As Monty and the professor got me situated with pillows under my lower back and head and a towel under my pelvis, the rest of the committee watched, sipped their drinks, and talked about me like I wasn’t there.

“See how she can’t help vocalizing, those little moans and whimpers. Exactly like a bitch in heat, exactly,” said one.

“She’s barely holding herself together,” said another. “Look, I think she’s listening to us. See the flush on her face, chest, and between her legs. It’s almost like she’s, she’s…” he trailed off, searching for the right word.

“Ripe,” said the muscular man with finality. Around him, the rest of them nodded their heads.

“You see here and here,” said McVoy, beginning his exam by tracing a line from the narrow point of my waist to my hips. “Nearly a sixteenth inch thicker than yesterday as her body prepares itself. He ran his hands over my breasts, “I expect visible growth as the process takes hold. Her nipples should already be uncomfortably sensitive. I haven’t decided whether to push her into lactation, although I think it’s a beautiful process.” I looked up at him to see if he was teasing me, but he was serious. Around me, the men reached out to confirm McVoy’s statements. Fingers traced the shape of my waist and hips while men took turns testing the effect of squeezing my breasts. I moaned and squirmed for them as they murmured things like, “She’s so responsive, isn’t she? Or “You can practically feel how fertile she is.”

“What causes this exactly? Hormones?” Asked Lauren from behind my head. She was cupping my face with her hands and fingers resting against my lips.

“Targeted gene therapy,” said McVoy. “I’m removing some of the civilized veneer from her perceptions. She’s lived her whole life with her mind blocked off from her body. All I’m really doing is letting her feel what her body has been saying all along.”

“That she needs cock,” said Lauren in a sharp, mocking voice, and I couldn’t disagree.

From a drawer in the table beneath me, McCoy retrieved a leather pouch of instruments and began taking readings with what looked like the bell of an old-fashioned stethoscope, except it was attached to a bulb of blinking lights instead of tubing. “Breath in,” he said, putting the cold metal to my diaphragm, and on one of the screens, a chart showed the beating of my heart. The other tools were more obscure, and each one added a wavy line to the growing collection of charts and graphs. I saw my pulse, heartbeat, skin conductivity, a heat map of my body, and more that I didn’t understand.

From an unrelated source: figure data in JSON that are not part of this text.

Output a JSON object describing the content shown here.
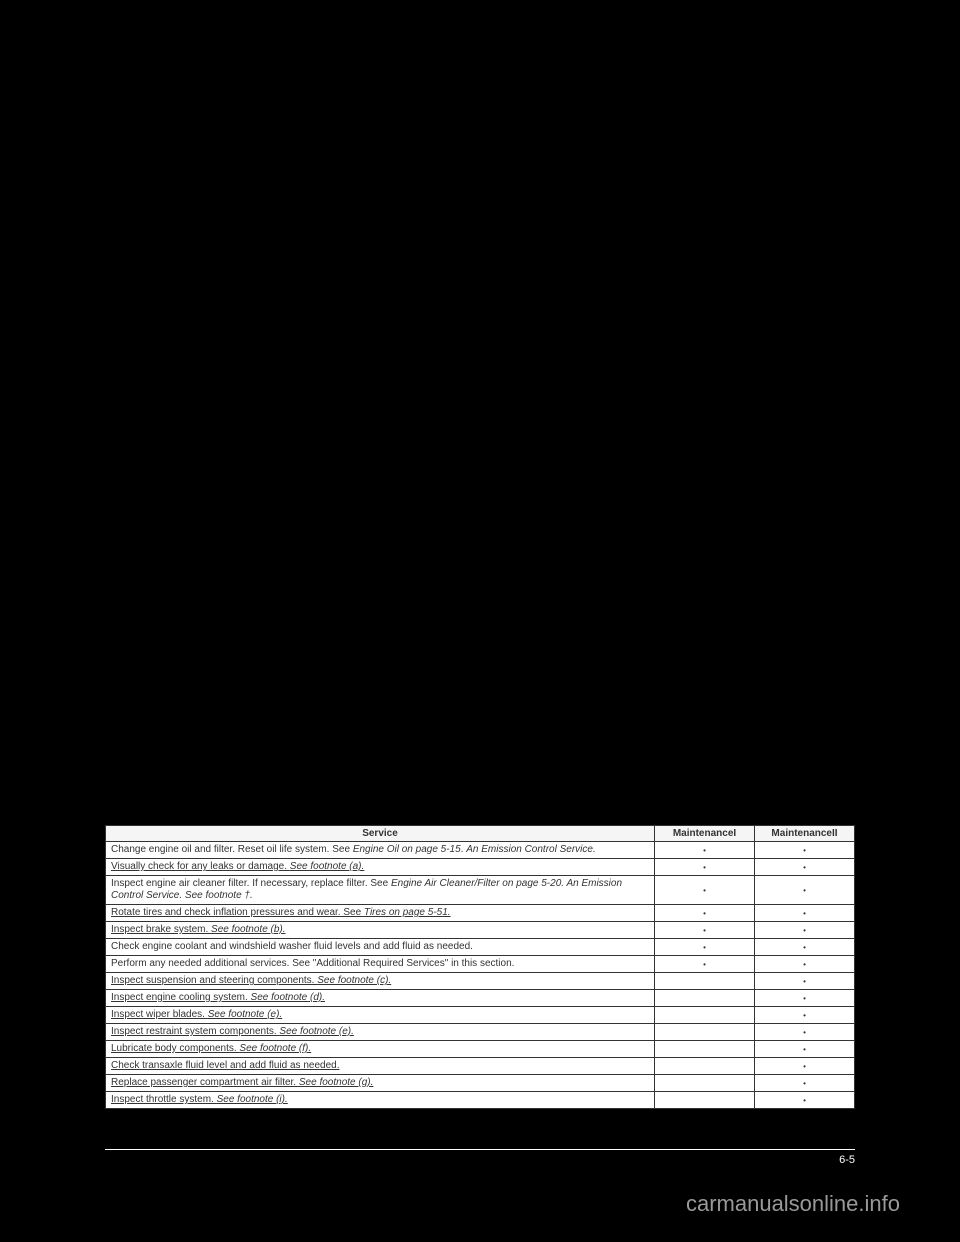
{
  "table": {
    "headers": {
      "service": "Service",
      "maintenance1": "MaintenanceI",
      "maintenance2": "MaintenanceII"
    },
    "rows": [
      {
        "service": "Change engine oil and filter. Reset oil life system. See <span class='italic'>Engine Oil on page 5-15</span>. <span class='italic'>An Emission Control Service.</span>",
        "m1": "•",
        "m2": "•"
      },
      {
        "service": "<span class='underline'>Visually check for any leaks or damage. <span class='italic'>See footnote (a).</span></span>",
        "m1": "•",
        "m2": "•"
      },
      {
        "service": "Inspect engine air cleaner filter. If necessary, replace filter. See <span class='italic'>Engine Air Cleaner/Filter on page 5-20. An Emission Control Service. See footnote †.</span>",
        "m1": "•",
        "m2": "•"
      },
      {
        "service": "<span class='underline'>Rotate tires and check inflation pressures and wear. See <span class='italic'>Tires on page 5-51.</span></span>",
        "m1": "•",
        "m2": "•"
      },
      {
        "service": "<span class='underline'>Inspect brake system. <span class='italic'>See footnote (b).</span></span>",
        "m1": "•",
        "m2": "•"
      },
      {
        "service": "Check engine coolant and windshield washer fluid levels and add fluid as needed.",
        "m1": "•",
        "m2": "•"
      },
      {
        "service": "Perform any needed additional services. See \"Additional Required Services\" in this section.",
        "m1": "•",
        "m2": "•"
      },
      {
        "service": "<span class='underline'>Inspect suspension and steering components. <span class='italic'>See footnote (c).</span></span>",
        "m1": "",
        "m2": "•"
      },
      {
        "service": "<span class='underline'>Inspect engine cooling system. <span class='italic'>See footnote (d).</span></span>",
        "m1": "",
        "m2": "•"
      },
      {
        "service": "<span class='underline'>Inspect wiper blades. <span class='italic'>See footnote (e).</span></span>",
        "m1": "",
        "m2": "•"
      },
      {
        "service": "<span class='underline'>Inspect restraint system components. <span class='italic'>See footnote (e).</span></span>",
        "m1": "",
        "m2": "•"
      },
      {
        "service": "<span class='underline'>Lubricate body components. <span class='italic'>See footnote (f).</span></span>",
        "m1": "",
        "m2": "•"
      },
      {
        "service": "<span class='underline'>Check transaxle fluid level and add fluid as needed.</span>",
        "m1": "",
        "m2": "•"
      },
      {
        "service": "<span class='underline'>Replace passenger compartment air filter. <span class='italic'>See footnote (g).</span></span>",
        "m1": "",
        "m2": "•"
      },
      {
        "service": "<span class='underline'>Inspect throttle system. <span class='italic'>See footnote (i).</span></span>",
        "m1": "",
        "m2": "•"
      }
    ]
  },
  "pageNumber": "6-5",
  "watermark": "carmanualsonline.info"
}
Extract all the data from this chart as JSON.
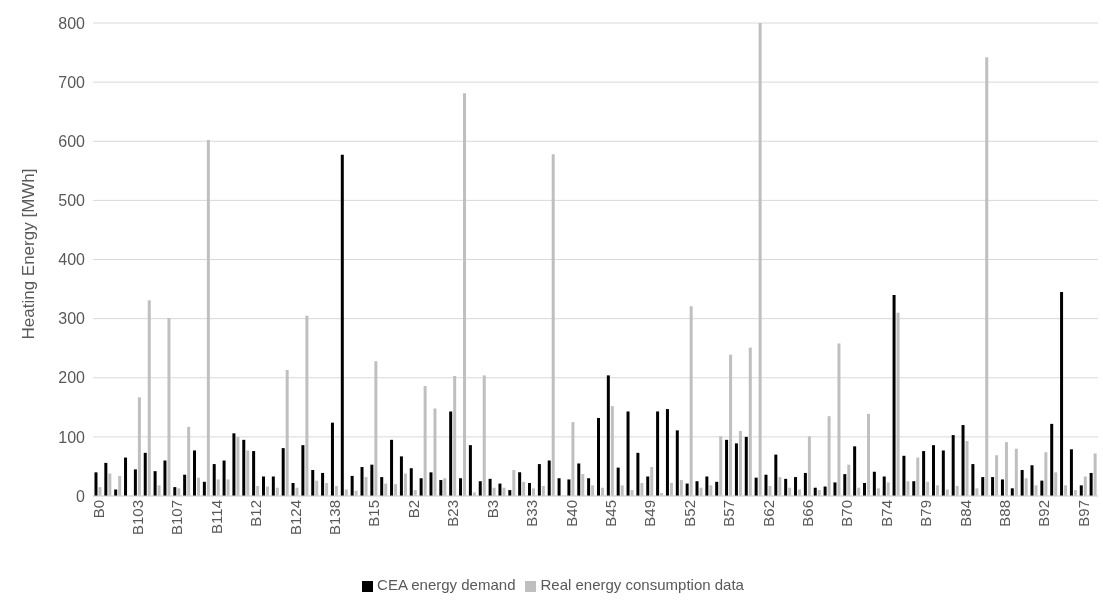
{
  "chart_data": {
    "type": "bar",
    "ylabel": "Heating Energy [MWh]",
    "categories": [
      "B0",
      null,
      null,
      null,
      "B103",
      null,
      null,
      null,
      "B107",
      null,
      null,
      null,
      "B114",
      null,
      null,
      null,
      "B12",
      null,
      null,
      null,
      "B124",
      null,
      null,
      null,
      "B138",
      null,
      null,
      null,
      "B15",
      null,
      null,
      null,
      "B2",
      null,
      null,
      null,
      "B23",
      null,
      null,
      null,
      "B3",
      null,
      null,
      null,
      "B33",
      null,
      null,
      null,
      "B40",
      null,
      null,
      null,
      "B45",
      null,
      null,
      null,
      "B49",
      null,
      null,
      null,
      "B52",
      null,
      null,
      null,
      "B57",
      null,
      null,
      null,
      "B62",
      null,
      null,
      null,
      "B66",
      null,
      null,
      null,
      "B70",
      null,
      null,
      null,
      "B74",
      null,
      null,
      null,
      "B79",
      null,
      null,
      null,
      "B84",
      null,
      null,
      null,
      "B88",
      null,
      null,
      null,
      "B92",
      null,
      null,
      null,
      "B97",
      null
    ],
    "series": [
      {
        "name": "CEA energy demand",
        "color": "#000000",
        "values": [
          40,
          56,
          11,
          65,
          45,
          73,
          42,
          60,
          15,
          36,
          77,
          24,
          54,
          60,
          106,
          95,
          76,
          33,
          33,
          81,
          22,
          86,
          44,
          39,
          124,
          577,
          34,
          49,
          53,
          32,
          95,
          67,
          47,
          30,
          40,
          27,
          143,
          30,
          86,
          25,
          29,
          21,
          10,
          40,
          22,
          54,
          60,
          30,
          28,
          55,
          30,
          132,
          204,
          48,
          143,
          73,
          33,
          143,
          147,
          111,
          21,
          25,
          33,
          24,
          95,
          89,
          100,
          31,
          36,
          70,
          29,
          32,
          39,
          14,
          16,
          23,
          37,
          84,
          22,
          41,
          33,
          340,
          68,
          25,
          76,
          86,
          77,
          103,
          120,
          54,
          32,
          32,
          28,
          13,
          44,
          52,
          26,
          122,
          345,
          79,
          18,
          39
        ]
      },
      {
        "name": "Real energy consumption data",
        "color": "#bfbfbf",
        "values": [
          15,
          38,
          34,
          null,
          167,
          331,
          18,
          301,
          13,
          117,
          31,
          602,
          28,
          28,
          100,
          77,
          17,
          16,
          14,
          213,
          14,
          305,
          26,
          22,
          17,
          11,
          9,
          32,
          228,
          21,
          20,
          38,
          10,
          186,
          148,
          30,
          203,
          681,
          6,
          204,
          14,
          14,
          44,
          24,
          13,
          17,
          578,
          null,
          125,
          37,
          18,
          14,
          152,
          18,
          10,
          22,
          49,
          5,
          22,
          27,
          321,
          14,
          18,
          101,
          239,
          110,
          251,
          800,
          17,
          32,
          14,
          11,
          101,
          10,
          135,
          258,
          53,
          14,
          139,
          13,
          23,
          310,
          25,
          65,
          24,
          18,
          11,
          17,
          93,
          13,
          742,
          69,
          91,
          80,
          30,
          18,
          74,
          40,
          18,
          10,
          33,
          72
        ]
      }
    ],
    "ylim": [
      0,
      800
    ],
    "yticks": [
      0,
      100,
      200,
      300,
      400,
      500,
      600,
      700,
      800
    ],
    "grid": "y",
    "legend": "bottom"
  }
}
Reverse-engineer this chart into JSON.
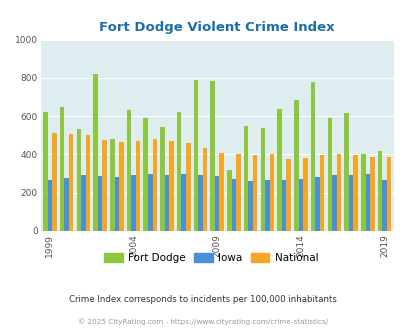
{
  "title": "Fort Dodge Violent Crime Index",
  "years": [
    1999,
    2000,
    2001,
    2002,
    2003,
    2004,
    2005,
    2006,
    2007,
    2008,
    2009,
    2010,
    2011,
    2012,
    2013,
    2014,
    2015,
    2016,
    2017,
    2018,
    2019
  ],
  "fort_dodge": [
    620,
    650,
    535,
    820,
    480,
    630,
    590,
    545,
    620,
    790,
    785,
    320,
    550,
    540,
    635,
    685,
    780,
    590,
    615,
    400,
    420
  ],
  "iowa": [
    265,
    275,
    290,
    285,
    280,
    295,
    300,
    295,
    300,
    290,
    285,
    270,
    260,
    265,
    265,
    270,
    280,
    290,
    295,
    300,
    265
  ],
  "national": [
    510,
    505,
    500,
    475,
    465,
    470,
    480,
    470,
    460,
    435,
    410,
    400,
    395,
    400,
    375,
    380,
    395,
    400,
    395,
    385,
    385
  ],
  "fort_dodge_color": "#8dc63f",
  "iowa_color": "#4a90d9",
  "national_color": "#f5a623",
  "bg_color": "#deeef0",
  "ylim": [
    0,
    1000
  ],
  "yticks": [
    0,
    200,
    400,
    600,
    800,
    1000
  ],
  "xlabel_ticks": [
    1999,
    2004,
    2009,
    2014,
    2019
  ],
  "legend_labels": [
    "Fort Dodge",
    "Iowa",
    "National"
  ],
  "footnote1": "Crime Index corresponds to incidents per 100,000 inhabitants",
  "footnote2": "© 2025 CityRating.com - https://www.cityrating.com/crime-statistics/",
  "title_color": "#1a6fa8",
  "footnote1_color": "#333333",
  "footnote2_color": "#999999"
}
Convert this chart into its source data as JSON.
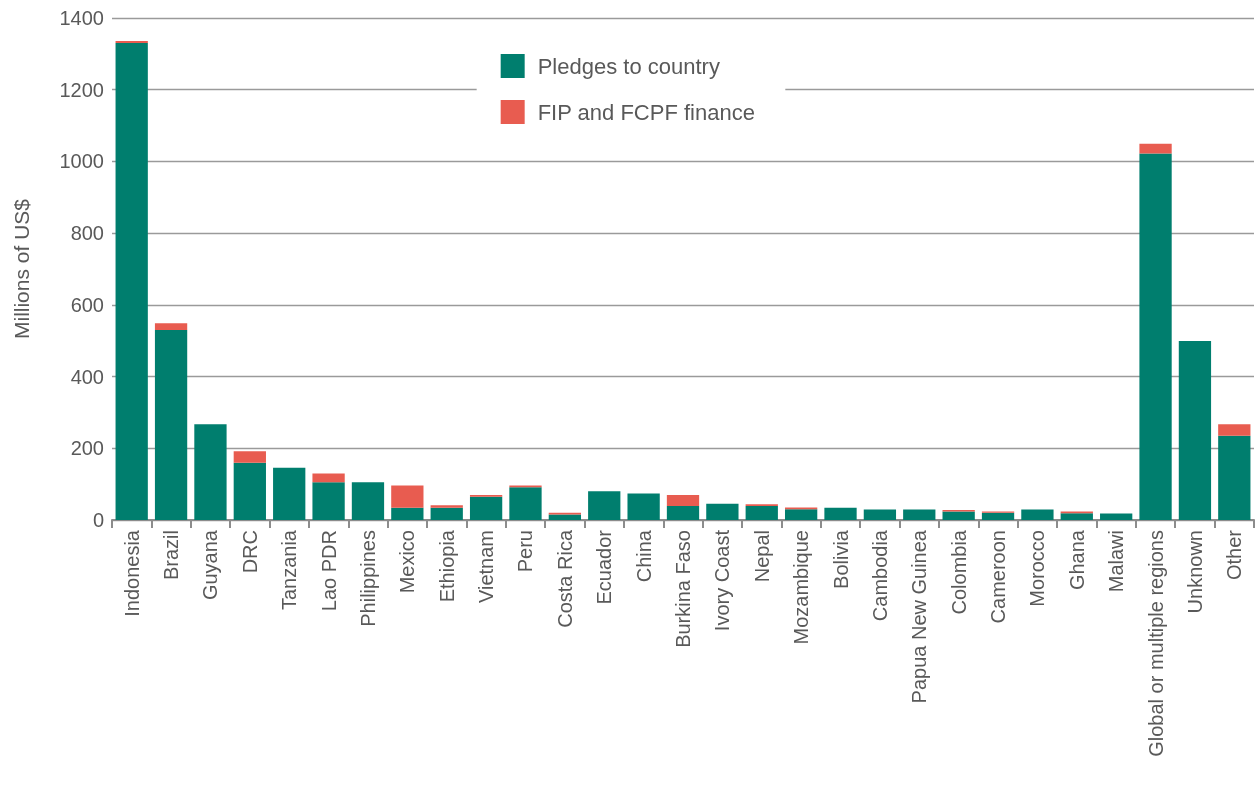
{
  "chart_data": {
    "type": "bar",
    "stacked": true,
    "ylabel": "Millions of US$",
    "categories": [
      "Indonesia",
      "Brazil",
      "Guyana",
      "DRC",
      "Tanzania",
      "Lao PDR",
      "Philippines",
      "Mexico",
      "Ethiopia",
      "Vietnam",
      "Peru",
      "Costa Rica",
      "Ecuador",
      "China",
      "Burkina Faso",
      "Ivory Coast",
      "Nepal",
      "Mozambique",
      "Bolivia",
      "Cambodia",
      "Papua New Guinea",
      "Colombia",
      "Cameroon",
      "Morocco",
      "Ghana",
      "Malawi",
      "Global or multiple regions",
      "Unknown",
      "Other"
    ],
    "series": [
      {
        "name": "Pledges to country",
        "color": "#007e6e",
        "values": [
          1330,
          530,
          267,
          160,
          146,
          105,
          105,
          34,
          34,
          65,
          91,
          15,
          80,
          74,
          39,
          45,
          39,
          30,
          34,
          29,
          29,
          24,
          20,
          29,
          19,
          18,
          1022,
          499,
          235
        ]
      },
      {
        "name": "FIP and FCPF finance",
        "color": "#e85c50",
        "values": [
          6,
          19,
          0,
          32,
          0,
          25,
          0,
          62,
          7,
          5,
          5,
          5,
          0,
          0,
          31,
          0,
          5,
          5,
          0,
          0,
          0,
          4,
          4,
          0,
          5,
          0,
          27,
          0,
          32
        ]
      }
    ],
    "ylim": [
      0,
      1400
    ],
    "yticks": [
      0,
      200,
      400,
      600,
      800,
      1000,
      1200,
      1400
    ],
    "grid": "y",
    "legend": "top"
  }
}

“Gentlemen,” he said, “I’m going to penetrate her with a Pierson probe. Would you be so kind as to hold her in position?” Monty and Sterbreaks each firmly took hold of my knees and ankles, which I’d held rigidly closed through everything, and spread them. No matter how exposed and humiliated I felt, there always seemed to be another level of degradation waiting for me. They brought my knees up to my chest, and on-screen, I saw the movement pull open my outer lips and expose my wet, pink interior. To me, McVoy commanded, “Claire, do your best not to react sexually.”

“Oh, you can’t be serious, McVoy,” said Lauren. “Look at her cortical lines. She can barely control herself as it is.”

“Nevertheless,” said McVoy, and he held my eyes in his frozen blues long enough that I knew he would whip me for disobedience.

The Pierson probe was a long black rod with a bulge at the end that, to my eyes, seemed far too large. But when I felt it pressing against my entrance, instinct took over. I opened my lips, and Lauren’s thumb slid in. “Claire!” McVoy said sharply, but my last vestige of self-respect and control disappeared. I sucked on Lauren’s fingers hungrily. On-screen, wavy lines jumped as the view from the probe showed my flooded, pulsing interior. Using my hand against the table for leverage, I thrust myself onto it. A 3D illustration of me showed the edges of it through translucent skin deep in my belly. I felt it give off a wave of heat, my legs began to shake, and on-screen, my mouth made an “O,” and my juices soaked the towel under me. At eye level, I saw erections rise against slacks as an orgasm overwhelmed me.